Selbstverständlich gibt es Unterschiede. Wer viel verbraucht und es gewohnt ist, einen großen ökologischen Fußabdruck zu hinterlassen, kann und sollte sich wesentlich mehr umstellen als eine Person, die mit wenig auskommt und nachhaltig lebt. Wer sich ökonomisch und politisch engagiert, hat andere und oft wirksamere Möglichkeiten zur Umgestaltung. Insbesondere in einer Demokratie haben sich die Menschen von sich aus einzubringen, wenn sich strategisch und im Alltag etwas bewegen soll. Schließlich gilt es, freiwillig und rechtzeitig genügend zu ändern, bevor die Naturgesetze – über Hitze, Dürren, Überflutungen, Stürme, Pandemien– eine Art „Öko-Diktatur“ erzwingen, die dem Homo sapiens keine Sonderrolle mehr zugesteht.
Fürsorge
Die Krisen der gegenwärtigen Zivilisation sind aus dem Verlangen nach Macht und materiellen Werten entstanden – und aus deren systematischer Anwendung, indem Menschen im Wettbewerb miteinander ihren Besitz immer weiter vermehren. Menschen sind die Ursache der Probleme und gerade deshalb auch die Schlüssel zu deren Überwindung.
Die menschliche Verantwortung, Auswege aus unserem gemeinsamen Dilemma zu suchen, kann als Fürsorgepflicht beschrieben werden. Aus dem Blickwinkel des Dharma erweist sich dabei die individuelle Selbstfürsorge als eine Fürsorge für andere – und umgekehrt. Wer – so hat es der Buddha ausgedrückt – in aller Tiefe und Weite auf sich selbst achtet, achtet auf diese Weise auch auf alle anderen. Und wer in aller Tiefe und Weite auf das Ganze achtet, achtet auch auf sich selbst. Diese Praxis findet sich in modernen Slogans wieder: „Global denken – lokal handeln“ und „In sich selbst die ganze Welt entdecken“.

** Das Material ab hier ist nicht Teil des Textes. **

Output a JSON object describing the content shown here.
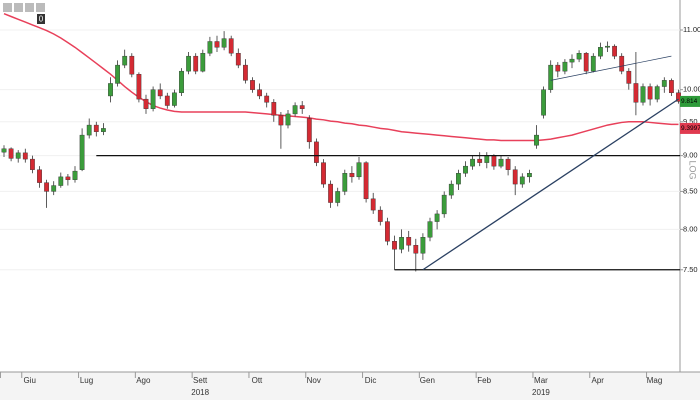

Mithilfe dieser Überzeugungen und indem Menschen die Aufgabe bejahen, sich am notwendigen Wandel zu beteiligen, lassen sich auf umfassende Weise Sinn und Zufriedenheit finden. Wer sich von der heute üblichen materiellen Orientierung befreit, öffnet sich nicht nur für eine persönliche und gesellschaftliche Transformation, sondern erlebt deren Früchte als heilende Hinwendung zu einem integren Leben in einer liebenswerten Welt.
Als 2. Teil der Serie „Buddhistische Beiträge zur großen Transformation“ erschien dieser Text in der „Buddhismus aktuell“ (Ausgabe 1/2022).